The Union further cautioned the Education Minister, Dr. Sam Egwu, over alleged unguarded statement asking the unions to happily accept the 20% and 40% increment unilaterally awarded by government to the striking workers.

According to the union, the minister’s statement is a ploy by the government to introduce a divide and rule tactics in the university system, but expressed joy that the approach failed.

The union also appealed to students not to see the action as intended to punish them, but designed to bring government to take urgent steps that would make Nigerian university degree acceptable and competitive anywhere in the world.

Chairman of SSANU, Comrade Stephen Erubrenyo, made these remarks at Abraka in an exclusive interview with Vanguard, said the union opted for strike because re-course to court would certainly fail and lead nowhere.

According to him, the government and its officials are very comfortable with the strike that has kept students in tertiary institutions in the country at home for more than three months now because non-of their wards is in schools in Nigeria.

Comrade Erubrenyo described the action of the government as most ungentlemanly and disappointing, as the Deacon Gamaliel Onosode –led government team promised them that the agreement reached with them was going to be binding on government.

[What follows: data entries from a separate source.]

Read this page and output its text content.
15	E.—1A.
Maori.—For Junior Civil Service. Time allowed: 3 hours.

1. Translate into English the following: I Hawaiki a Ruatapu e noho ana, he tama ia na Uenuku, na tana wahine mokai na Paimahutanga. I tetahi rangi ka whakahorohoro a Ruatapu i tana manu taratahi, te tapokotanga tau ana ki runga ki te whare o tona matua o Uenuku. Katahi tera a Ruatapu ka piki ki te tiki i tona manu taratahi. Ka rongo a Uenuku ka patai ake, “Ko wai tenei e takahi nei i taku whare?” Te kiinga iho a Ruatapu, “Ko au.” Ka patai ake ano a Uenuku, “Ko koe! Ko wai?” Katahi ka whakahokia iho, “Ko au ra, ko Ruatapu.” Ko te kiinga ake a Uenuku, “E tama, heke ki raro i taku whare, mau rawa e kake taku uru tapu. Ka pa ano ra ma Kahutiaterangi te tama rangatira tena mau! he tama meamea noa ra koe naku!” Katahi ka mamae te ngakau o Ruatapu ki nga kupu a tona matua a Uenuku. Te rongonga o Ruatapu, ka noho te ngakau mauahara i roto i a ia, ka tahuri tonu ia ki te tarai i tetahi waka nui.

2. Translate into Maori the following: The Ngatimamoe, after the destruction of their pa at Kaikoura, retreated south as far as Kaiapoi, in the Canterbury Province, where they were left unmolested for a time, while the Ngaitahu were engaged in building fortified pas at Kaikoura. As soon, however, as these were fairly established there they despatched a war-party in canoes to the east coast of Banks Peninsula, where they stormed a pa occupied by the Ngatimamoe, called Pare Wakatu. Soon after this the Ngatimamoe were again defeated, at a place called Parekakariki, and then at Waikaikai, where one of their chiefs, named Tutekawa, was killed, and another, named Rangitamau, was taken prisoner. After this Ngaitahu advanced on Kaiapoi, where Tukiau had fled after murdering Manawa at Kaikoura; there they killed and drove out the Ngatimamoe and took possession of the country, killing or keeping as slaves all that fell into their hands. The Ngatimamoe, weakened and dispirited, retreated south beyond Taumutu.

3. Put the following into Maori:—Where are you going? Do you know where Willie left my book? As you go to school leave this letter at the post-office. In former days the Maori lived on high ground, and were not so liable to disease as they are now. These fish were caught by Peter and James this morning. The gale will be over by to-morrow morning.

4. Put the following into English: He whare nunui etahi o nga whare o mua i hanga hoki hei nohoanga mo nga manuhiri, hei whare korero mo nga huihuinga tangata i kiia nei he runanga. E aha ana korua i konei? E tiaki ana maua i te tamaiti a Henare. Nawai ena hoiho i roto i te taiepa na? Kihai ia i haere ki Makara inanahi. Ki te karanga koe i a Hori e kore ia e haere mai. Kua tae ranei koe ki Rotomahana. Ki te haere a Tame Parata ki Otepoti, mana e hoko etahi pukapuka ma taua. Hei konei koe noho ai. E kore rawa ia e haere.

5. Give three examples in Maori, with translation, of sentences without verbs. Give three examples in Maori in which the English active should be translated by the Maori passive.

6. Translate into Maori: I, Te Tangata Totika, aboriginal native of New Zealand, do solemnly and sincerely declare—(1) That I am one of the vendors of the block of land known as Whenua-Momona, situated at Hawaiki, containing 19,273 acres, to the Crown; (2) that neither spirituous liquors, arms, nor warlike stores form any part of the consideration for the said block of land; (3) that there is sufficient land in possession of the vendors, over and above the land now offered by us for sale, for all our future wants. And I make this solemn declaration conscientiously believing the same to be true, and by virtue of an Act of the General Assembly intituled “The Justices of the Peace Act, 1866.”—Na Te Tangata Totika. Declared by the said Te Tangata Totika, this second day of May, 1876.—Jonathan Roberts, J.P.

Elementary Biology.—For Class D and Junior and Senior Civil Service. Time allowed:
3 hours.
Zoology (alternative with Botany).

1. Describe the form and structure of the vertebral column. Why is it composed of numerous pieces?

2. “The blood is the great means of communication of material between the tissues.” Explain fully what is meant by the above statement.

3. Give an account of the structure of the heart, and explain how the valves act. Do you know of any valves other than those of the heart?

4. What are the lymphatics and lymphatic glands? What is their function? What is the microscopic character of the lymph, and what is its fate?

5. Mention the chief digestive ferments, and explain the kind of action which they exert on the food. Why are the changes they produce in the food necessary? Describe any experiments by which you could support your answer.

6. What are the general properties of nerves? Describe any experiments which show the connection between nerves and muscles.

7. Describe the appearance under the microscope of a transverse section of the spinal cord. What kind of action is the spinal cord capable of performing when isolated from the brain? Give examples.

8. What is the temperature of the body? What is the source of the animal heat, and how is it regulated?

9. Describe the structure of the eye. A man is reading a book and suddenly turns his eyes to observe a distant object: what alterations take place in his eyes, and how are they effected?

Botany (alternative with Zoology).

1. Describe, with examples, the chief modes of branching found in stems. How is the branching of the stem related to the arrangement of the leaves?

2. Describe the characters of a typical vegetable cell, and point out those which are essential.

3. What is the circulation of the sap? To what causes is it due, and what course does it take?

Stating reasons the strike would not be called off, the union leader said it was most disheartening that instead of government setting up machinery to implement the content of the agreement signed on February 13, 2009 by both parties, it was rather requesting requesting the unions to go back and re-negotiate with their various councils, insisting that the action was in bad faith.

He wondered why government wasted almost two years negotiating with them, if it knew it was not prepared to honour any agreement entered into with them.

He maintained that they would not call off the industrial action until the government is seen to be ready to implement the signed collective agreement.